The Trump administration has been accused of cutting corners in the review process, which includes a comprehensive assessment of up-to-date scientific literature outlining the health effects of the pollutants.

The EPA disbanded a panel of independent scientific advisers slated to review that assessment, and it rejected requests to reinstate it even after the agency’s seven-person Clean Air Act Advisory Committee said they didn’t have enough resources or the right expertise to conduct such a complex scientific review. In a rare move, that committee failed to reach a consensus recommendation to Wheeler about whether or not to strengthen the standards.

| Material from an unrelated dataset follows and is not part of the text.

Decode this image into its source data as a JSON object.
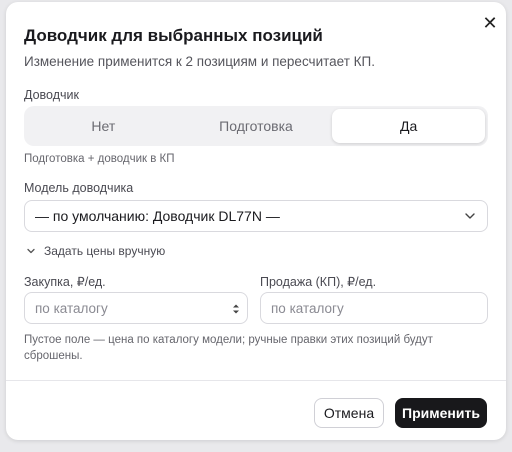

Wheeler, though, said he was confident the process allowed a complete review of the science. He said the EPA disbanded the panel of advisers in order to shorten the process to be able to meet the five-year deadline.

Goldman and other scientific experts say the most recent research demonstrates the PM2.5 standards should be tightened. That body of work includes epidemiological research, which studies human health data, that shows significant negative health effects even in areas that meet the current standards and where particulate pollution levels are low.

Twenty members of the expert panel disbanded by the Trump EPA cited such research in their comments to Wheeler arguing the standards should be strengthened. Arguments for retaining the current limits, which “would require disregard of the epidemiological evidence, are not scientifically justified and are specious,” those experts said in October comments.

However, Wheeler noted that several experts on the Clean Air Act Advisory Committee had also pointed to uncertainties in some of the recent epidemiological research. He also said the EPA considered how many areas still aren’t achieving the current PM2.5 standards.

“Getting these areas of the country to attainment will help save lives,” Wheeler said. “We are taking this very seriously.”